Глин работает. Конечно, именно этим Глин всегда занимался, и продолжает заниматься и по сей день. Семестр закончился, а значит, можно отдохнуть от студентов и коллег; долгие часы он просиживает в библиотеке и в собственном кабинете, готовя крупномасштабный научный проект, посвященный истории транспортных систем. Он думает о доисторических путях, маршрутах перегона скота и перевозки соли и угля. Думает о проезжих дорогах, водных артериях и зарождении железных дорог; перед его глазами — карта Британии, сеть коммуникаций, слой за слоем, слои копятся, пересекаются, разбивают существующую хронологию в пух и прах. Он не думает ни о себе, ни о Кэт; во всяком случае, он полагает, что не думает о них.
Фотография водворена обратно, в шкаф под лестницей. Глин не желает и не намерен смотреть на нее снова. Конечно, он запросто может ее уничтожить, но уничтожение архивного материала противоречит важнейшим его принципам. Так что пусть лежит.
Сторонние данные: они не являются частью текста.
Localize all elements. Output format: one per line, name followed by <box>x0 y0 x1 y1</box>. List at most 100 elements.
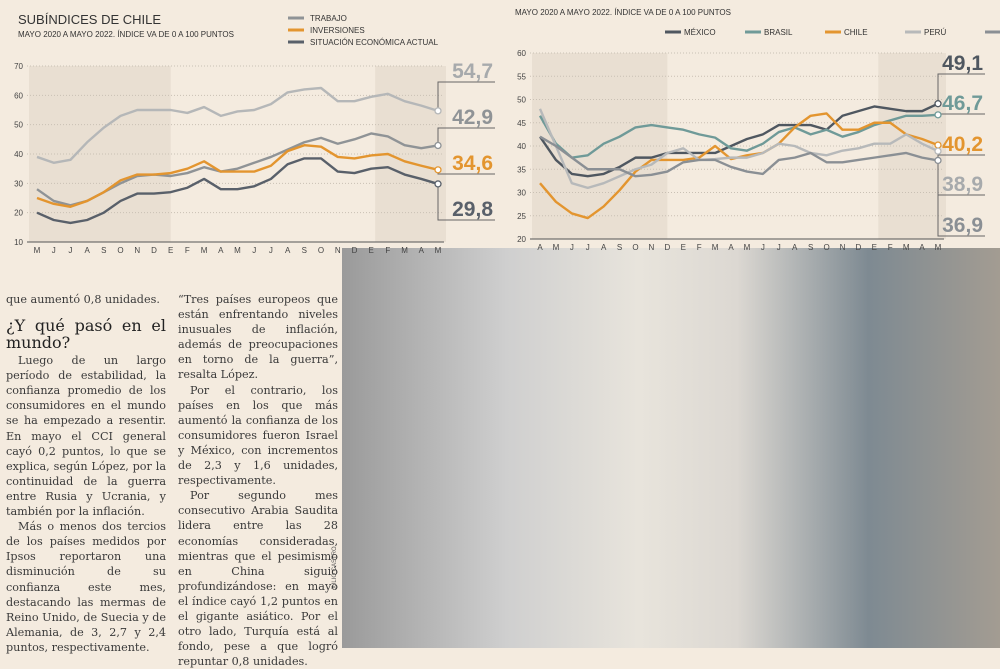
x-tick-label: M <box>712 243 719 252</box>
x-tick-label: M <box>234 246 241 255</box>
x-tick-label: D <box>151 246 157 255</box>
y-tick-label: 10 <box>14 238 23 247</box>
x-tick-label: M <box>935 243 942 252</box>
y-tick-label: 30 <box>517 189 526 198</box>
article-column-1: que aumentó 0,8 unidades. ¿Y qué pasó en… <box>6 292 166 669</box>
series-line <box>538 108 939 190</box>
x-tick-label: J <box>269 246 273 255</box>
x-tick-label: O <box>318 246 324 255</box>
end-value-label: 46,7 <box>942 92 983 115</box>
y-tick-label: 30 <box>14 179 23 188</box>
x-tick-label: M <box>435 246 442 255</box>
x-tick-label: A <box>728 243 734 252</box>
end-point <box>934 147 942 155</box>
y-tick-label: 45 <box>517 119 526 128</box>
x-tick-label: A <box>84 246 90 255</box>
x-tick-label: A <box>419 246 425 255</box>
legend-label: SITUACIÓN ECONÓMICA ACTUAL <box>310 38 439 47</box>
legend-label: INVERSIONES <box>310 26 365 35</box>
leader-line <box>437 81 495 111</box>
end-value-label: 38,9 <box>942 173 983 196</box>
x-tick-label: N <box>840 243 846 252</box>
paragraph: “Tres países europeos que están enfrenta… <box>178 293 338 382</box>
x-tick-label: A <box>601 243 607 252</box>
series-line <box>36 157 439 225</box>
y-tick-label: 40 <box>517 142 526 151</box>
series-line <box>539 135 939 178</box>
x-tick-label: M <box>744 243 751 252</box>
x-tick-label: E <box>872 243 877 252</box>
x-tick-label: M <box>34 246 41 255</box>
paragraph: Por el contrario, los países en los que … <box>178 383 338 488</box>
end-value-label: 49,1 <box>942 52 983 75</box>
series-line <box>36 143 439 209</box>
y-tick-label: 40 <box>14 150 23 159</box>
x-tick-label: N <box>649 243 655 252</box>
end-point <box>934 100 942 108</box>
y-tick-label: 25 <box>517 212 526 221</box>
article-column-2: “Tres países europeos que están enfrenta… <box>178 292 338 669</box>
end-value-label: 40,2 <box>942 133 983 156</box>
end-value-label: 34,6 <box>452 152 493 175</box>
paragraph: que aumentó 0,8 unidades. <box>6 293 160 306</box>
x-tick-label: S <box>302 246 307 255</box>
x-tick-label: J <box>586 243 590 252</box>
series-line <box>36 86 439 165</box>
end-point <box>934 156 942 165</box>
x-tick-label: A <box>792 243 798 252</box>
y-tick-label: 20 <box>517 235 526 244</box>
leader-line <box>937 73 985 104</box>
y-tick-label: 50 <box>14 121 23 130</box>
x-tick-label: A <box>218 246 224 255</box>
chart-subtitle: MAYO 2020 A MAYO 2022. ÍNDICE VA DE 0 A … <box>515 8 731 17</box>
x-tick-label: F <box>185 246 190 255</box>
leader-line <box>437 127 495 146</box>
section-heading: ¿Y qué pasó en el mundo? <box>6 316 166 353</box>
x-tick-label: M <box>553 243 560 252</box>
legend-label: MÉXICO <box>684 28 716 37</box>
x-tick-label: A <box>537 243 543 252</box>
x-tick-label: O <box>632 243 638 252</box>
chart-title: SUBÍNDICES DE CHILE <box>18 12 161 27</box>
x-tick-label: N <box>134 246 140 255</box>
x-tick-label: J <box>52 246 56 255</box>
paragraph: Más o menos dos tercios de los países me… <box>6 520 166 654</box>
legend-label: PERÚ <box>924 28 946 37</box>
end-value-label: 29,8 <box>452 198 493 221</box>
leader-line <box>437 183 495 221</box>
x-tick-label: S <box>101 246 106 255</box>
end-value-label: 54,7 <box>452 60 493 83</box>
x-tick-label: E <box>168 246 173 255</box>
legend-label: CHILE <box>844 28 868 37</box>
y-tick-label: 60 <box>517 49 526 58</box>
x-tick-label: A <box>919 243 925 252</box>
y-tick-label: 35 <box>517 165 526 174</box>
x-tick-label: E <box>681 243 686 252</box>
legend-label: TRABAJO <box>310 14 347 23</box>
x-tick-label: D <box>664 243 670 252</box>
end-value-label: 42,9 <box>452 106 493 129</box>
x-tick-label: J <box>777 243 781 252</box>
end-point <box>934 141 942 149</box>
x-tick-label: D <box>856 243 862 252</box>
chart-subindices-chile: SUBÍNDICES DE CHILE MAYO 2020 A MAYO 2022… <box>14 12 495 255</box>
leader-line <box>937 160 985 237</box>
x-tick-label: E <box>368 246 373 255</box>
x-tick-label: F <box>385 246 390 255</box>
end-point <box>434 107 442 115</box>
chart-latam-countries: MAYO 2020 A MAYO 2022. ÍNDICE VA DE 0 A … <box>515 8 1000 252</box>
y-tick-label: 20 <box>14 209 23 218</box>
x-tick-label: S <box>617 243 622 252</box>
y-tick-label: 55 <box>517 72 526 81</box>
x-tick-label: M <box>401 246 408 255</box>
end-point <box>934 111 942 119</box>
end-point <box>434 166 442 174</box>
y-tick-label: 60 <box>14 91 23 100</box>
x-tick-label: N <box>335 246 341 255</box>
mall-photo <box>342 248 1000 648</box>
end-point <box>434 141 442 150</box>
x-tick-label: S <box>808 243 813 252</box>
x-tick-label: M <box>201 246 208 255</box>
legend-label: BRASIL <box>764 28 793 37</box>
series-line <box>539 102 939 178</box>
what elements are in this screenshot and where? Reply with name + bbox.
Глин работает, возится с кипой бумаг — книгами, журналами, гранками, картами. Читает и пишет, поднимает пласты информации, интерпретирует и открывает заново. Даже в минуты отдыха он размышляет о том, что с чем соединяет канал, о маршруте, по которому проложена железнодорожная ветка; когда варит себе кофе на кухне, то представляет целые речные системы на разделочном столике; спускаясь за газетой, думает о соединительных и аварийных маршрутах.
Но то и дело отрешенность изменяет ему. Неумолимо и непреклонно его мысли занимают воспоминания. Чаще всего он вспоминает тот день. Вечер, когда он вернулся в опустевший дом. Снова и снова он воскрешает в памяти события того дня — и в конце концов видит то же, что увидел тогда. Перед ним предстает то же самое зрелище, но теперь, когда он столько узнал, он смотрит на него совсем другими глазами.
Глин понимает, что придется заново учиться жить с Кэт, или, точнее, жить с новой, другой Кэт. Вернее, жить без нее — с новым, острым чувством потери.